Using Explainable AI in the Clinical Validating of MyCog: A Self-administered Cognitive Screener for Primary Care Settings
Callie Jones1, Stephanie Ruth Young1, Greg Byrne1, Elizabeth Dworak1, Julia Yoshino Benavente2, Richard Gershon1, Michael Wolf2, Cindy Nowinski1
1Medical Social Sciences, 2Center for Applied Health Research on Aging, Feinberg School of Medicine, Northwestern University
Objective:
This study examined whether MyCog, a brief tablet-based cognitive screening application, could accurately discriminate between older adults with and without cognitive impairment using machine learning with explainable AI (XAI) methods to enhance clinical interpretability.
Background:
Primary care settings are optimal for early cognitive impairment detection but face significant barriers including time constraints and lack of minimally burdensome assessments. Traditional screeners require staff administration and cannot capture granular behavioral data. MyCog addresses these challenges as an EHR-integrated, self-administered tablet application featuring two validated cognitive tasks: Dimensional Change Card Sort (executive functioning) and Picture Sequence Memory (episodic memory).
Design/Methods:
Cross-sectional validation study included 65 adults aged 65+ with diagnosed cognitive impairment and 80 cognitively normal controls. We employed ensemble modeling using five machine learning (ML) approaches (LASSO, Elastic Net, Random Forest, Bayesian Logistic Regression, Gradient Boosting) with nested cross-validation. XAI techniques included SHapley Additive exPlanations (SHAP) values for individual prediction explanations, feature importance rankings, and decision boundary visualization. Performance was evaluated using ROC AUC, sensitivity, specificity, and accuracy.
Results:
All models demonstrated strong diagnostic performance (AUC: 0.817-0.873). XAI analysis revealed memory accuracy (Picture Sequence Memory exact match) and executive functioning efficiency (Dimensional Change Card Sort rate-correct score) as most predictive features.
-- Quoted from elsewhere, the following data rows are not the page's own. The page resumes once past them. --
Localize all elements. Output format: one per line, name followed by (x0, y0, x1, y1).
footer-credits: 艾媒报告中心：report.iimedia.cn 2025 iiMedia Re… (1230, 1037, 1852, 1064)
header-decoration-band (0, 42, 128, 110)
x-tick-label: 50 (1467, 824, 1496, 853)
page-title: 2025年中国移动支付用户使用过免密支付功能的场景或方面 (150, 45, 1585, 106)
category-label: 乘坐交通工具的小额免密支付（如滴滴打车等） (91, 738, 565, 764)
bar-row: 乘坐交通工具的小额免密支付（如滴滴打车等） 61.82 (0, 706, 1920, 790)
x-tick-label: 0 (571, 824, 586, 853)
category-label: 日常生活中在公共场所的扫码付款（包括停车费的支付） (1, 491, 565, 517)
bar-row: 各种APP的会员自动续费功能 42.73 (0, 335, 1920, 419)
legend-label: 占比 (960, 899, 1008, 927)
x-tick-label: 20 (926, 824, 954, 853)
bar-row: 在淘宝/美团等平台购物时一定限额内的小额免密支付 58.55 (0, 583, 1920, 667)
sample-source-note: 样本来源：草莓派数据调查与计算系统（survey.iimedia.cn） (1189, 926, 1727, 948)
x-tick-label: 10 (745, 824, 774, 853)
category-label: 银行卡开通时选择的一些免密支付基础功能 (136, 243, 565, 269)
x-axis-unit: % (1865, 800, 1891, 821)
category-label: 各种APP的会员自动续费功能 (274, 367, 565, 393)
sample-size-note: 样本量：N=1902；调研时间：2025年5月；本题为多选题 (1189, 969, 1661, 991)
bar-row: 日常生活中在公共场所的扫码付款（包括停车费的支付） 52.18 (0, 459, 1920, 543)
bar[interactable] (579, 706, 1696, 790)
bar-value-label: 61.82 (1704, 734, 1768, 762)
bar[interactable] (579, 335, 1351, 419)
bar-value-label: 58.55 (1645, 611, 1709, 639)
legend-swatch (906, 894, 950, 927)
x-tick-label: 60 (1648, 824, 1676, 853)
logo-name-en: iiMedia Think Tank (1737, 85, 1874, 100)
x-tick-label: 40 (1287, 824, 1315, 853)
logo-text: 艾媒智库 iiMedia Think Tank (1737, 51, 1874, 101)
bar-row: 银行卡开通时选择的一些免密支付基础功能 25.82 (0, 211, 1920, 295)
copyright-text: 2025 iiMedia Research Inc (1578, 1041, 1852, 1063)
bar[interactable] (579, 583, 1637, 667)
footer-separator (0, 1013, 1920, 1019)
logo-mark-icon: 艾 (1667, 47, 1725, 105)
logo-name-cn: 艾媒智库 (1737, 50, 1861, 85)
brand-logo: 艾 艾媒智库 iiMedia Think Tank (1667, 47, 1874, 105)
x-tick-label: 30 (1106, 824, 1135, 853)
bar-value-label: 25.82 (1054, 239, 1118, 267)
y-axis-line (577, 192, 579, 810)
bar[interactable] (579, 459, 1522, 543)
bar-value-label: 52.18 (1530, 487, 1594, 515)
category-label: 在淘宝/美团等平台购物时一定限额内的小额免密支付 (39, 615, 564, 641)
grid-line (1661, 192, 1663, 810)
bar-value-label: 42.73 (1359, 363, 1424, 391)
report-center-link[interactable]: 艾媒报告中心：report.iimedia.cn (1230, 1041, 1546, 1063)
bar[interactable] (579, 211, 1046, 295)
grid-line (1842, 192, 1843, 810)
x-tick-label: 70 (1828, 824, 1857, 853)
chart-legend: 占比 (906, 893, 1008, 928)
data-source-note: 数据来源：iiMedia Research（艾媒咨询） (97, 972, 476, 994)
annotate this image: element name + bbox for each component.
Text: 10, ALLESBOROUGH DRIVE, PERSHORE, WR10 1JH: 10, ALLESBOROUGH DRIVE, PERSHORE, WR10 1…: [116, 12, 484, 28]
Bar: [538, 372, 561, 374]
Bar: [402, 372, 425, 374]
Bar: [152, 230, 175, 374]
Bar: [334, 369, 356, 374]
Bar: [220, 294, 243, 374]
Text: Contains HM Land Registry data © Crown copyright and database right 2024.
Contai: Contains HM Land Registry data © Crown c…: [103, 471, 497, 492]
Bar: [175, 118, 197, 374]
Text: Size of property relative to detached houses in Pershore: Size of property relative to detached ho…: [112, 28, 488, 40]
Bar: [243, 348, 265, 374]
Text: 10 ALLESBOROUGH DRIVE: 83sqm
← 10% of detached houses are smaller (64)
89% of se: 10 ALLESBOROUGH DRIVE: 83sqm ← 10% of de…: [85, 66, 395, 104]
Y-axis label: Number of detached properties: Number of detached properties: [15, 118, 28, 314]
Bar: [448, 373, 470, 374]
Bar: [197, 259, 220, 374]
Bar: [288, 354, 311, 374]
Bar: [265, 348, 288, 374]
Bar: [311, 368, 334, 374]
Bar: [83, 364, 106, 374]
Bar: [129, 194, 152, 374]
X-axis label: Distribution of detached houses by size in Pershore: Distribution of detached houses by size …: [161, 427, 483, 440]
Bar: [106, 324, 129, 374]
The final explainable consensus model achieved AUC 0.890, sensitivity 72.3-83.1%, specificity 78.8-91.2%, and accuracy 80.7-82.8%. SHAP analysis provided individualized feature contribution scores for clinical understanding.
Conclusions:
MyCog demonstrates strong diagnostic accuracy through a parsimonious, clinically interpretable model enhanced with XAI capabilities. The integration of explainable AI provides clinicians with transparent, individualized insights into cognitive screening results, addressing interpretability challenges hindering ML adoption in healthcare. As a validated, self-administered tool requiring under 7 minutes with seamless EHR integration, MyCog represents a practical solution combining diagnostic accuracy with clinical transparency.
Disclaimer: Abstracts were not reviewed by Neurology® and do not reflect the views of Neurology® editors or staff.